Whether the car body is down or not doesn't matter. What matters is the force pressing down the wheel. In this specific case the rear wheels.
So the weight is shifting to the front when braking. There is nothing you can do about this that does not decrease deceleration. What position the body is in is not primarily concerned with rear tire contact except:
- If you allow the body to tilt forward you need faster spring expansion in the rear. Theoretically that still wouldn't matter, except that you only have limited amounts of maximum spring expansion rate.
- A change in suspension height also means a change in camber. Since the 911 has a simple struct in front and a multi-link suspension in the rear [1] that can get quite complicated. Camber adjustment with the car at rest doesn't matter much, it would be more useful to look at camber under heavy breaking.
So the weight shifts to the front, tilting the body to a certain amount, and what you want is game the various subsystems in the suspension to keep pressure up on the rear wheels:
- You want fast expansion of the dampers in the rear so that the wheel is kept on the road. Ideally the range and speed of expansion would be so big that you could ignore all the other stuff - but it is not.
- If all of this is happening while the car is already being turned in you want a stiff anti-roll bar in the rear so that the inner rear wheel can help more.
- You want slow compression of the front dampers to keep the body upright if, and only if, this actually helps due to running out of rear expansion.
The reason why you can't just dial it in with maximum fast expansion in the rear and minimum compression in the front is that there are drawbacks. Imagine you hit a curb. The slow compression in the front will make the car jump very hard. Later, when the rear wheel is past the highest point of the curb it will instantly expand its suspension, while the wheel is in the air. After your flying lesson the car lands (hopefully[2]), with the front being kinda neutralish expanded and the rear expanded a lot, only wheel on the side that hit the curb. Now the body tilts heavily away from the curb, which is usually the opposite of what you want, not to mention you induced impulse away from the curb. So if you can get away with it don't slow down compression of the front too much in an attempt to keep the body upright. First adjust the rear rates and only then check whether messing with the front is still needed and if so has a large benefit to make good for the general disadvantages of stiff suspensions.

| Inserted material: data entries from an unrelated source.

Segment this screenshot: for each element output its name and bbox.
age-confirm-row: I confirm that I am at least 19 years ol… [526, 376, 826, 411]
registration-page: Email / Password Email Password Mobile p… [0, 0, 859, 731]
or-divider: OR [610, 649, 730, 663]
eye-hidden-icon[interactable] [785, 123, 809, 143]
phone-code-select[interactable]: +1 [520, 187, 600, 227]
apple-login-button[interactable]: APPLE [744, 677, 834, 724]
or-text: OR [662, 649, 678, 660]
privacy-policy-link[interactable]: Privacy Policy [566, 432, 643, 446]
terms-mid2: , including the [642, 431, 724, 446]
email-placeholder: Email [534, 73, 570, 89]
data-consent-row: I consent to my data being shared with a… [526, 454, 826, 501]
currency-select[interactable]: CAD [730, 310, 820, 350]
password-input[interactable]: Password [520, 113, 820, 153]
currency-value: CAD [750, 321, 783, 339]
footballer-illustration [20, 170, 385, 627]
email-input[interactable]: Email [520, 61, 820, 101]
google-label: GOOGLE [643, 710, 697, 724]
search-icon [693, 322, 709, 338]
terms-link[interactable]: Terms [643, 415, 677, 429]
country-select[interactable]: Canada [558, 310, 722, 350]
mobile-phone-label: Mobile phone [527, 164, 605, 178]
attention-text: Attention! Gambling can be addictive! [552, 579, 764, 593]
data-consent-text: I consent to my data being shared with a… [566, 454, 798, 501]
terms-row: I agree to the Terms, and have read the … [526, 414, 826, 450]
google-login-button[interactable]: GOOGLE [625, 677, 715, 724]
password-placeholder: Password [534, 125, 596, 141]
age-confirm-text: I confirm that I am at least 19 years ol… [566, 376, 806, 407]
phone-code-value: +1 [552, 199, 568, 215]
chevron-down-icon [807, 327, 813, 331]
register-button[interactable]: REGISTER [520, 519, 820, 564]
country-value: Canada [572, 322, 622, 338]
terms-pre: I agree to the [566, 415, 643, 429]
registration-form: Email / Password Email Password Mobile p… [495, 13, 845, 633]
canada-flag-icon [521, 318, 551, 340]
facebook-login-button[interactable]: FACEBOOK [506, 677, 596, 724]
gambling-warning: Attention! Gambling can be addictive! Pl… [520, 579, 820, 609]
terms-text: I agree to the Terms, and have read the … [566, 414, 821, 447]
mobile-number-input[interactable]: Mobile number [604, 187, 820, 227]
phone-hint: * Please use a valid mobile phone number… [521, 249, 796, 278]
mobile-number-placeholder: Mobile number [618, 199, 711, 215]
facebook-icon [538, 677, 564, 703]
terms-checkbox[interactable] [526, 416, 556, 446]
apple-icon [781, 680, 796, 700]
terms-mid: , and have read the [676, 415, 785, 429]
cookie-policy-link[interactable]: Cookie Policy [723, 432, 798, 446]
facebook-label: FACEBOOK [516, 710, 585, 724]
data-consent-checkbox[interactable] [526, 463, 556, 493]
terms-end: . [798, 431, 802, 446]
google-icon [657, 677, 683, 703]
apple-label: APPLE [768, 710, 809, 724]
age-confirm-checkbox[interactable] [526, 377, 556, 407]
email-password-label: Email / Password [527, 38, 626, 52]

An upright body under breaking means a flying body off a curb.
[1] the Boxster/Cayman for example has simple struts on all wheels, which is why the rear wheels look so funny on photos of fast cornering. Most other higher end modern sportcars have multi-link all around which reduces the complexity of camber changes on suspension compression. (ETA: of course the multi-link suspension means more unsprung mass, which makes all the fancy suspension mechanics less effective)
[2] this gets more complicated if you take different aero into account. If the car does not have a rear wing, but relies heavily on a rear diffuser you really don't want to fly. The diffuser instantly becomes useless on lift. This just isn't worth it except maybe for single hot laps.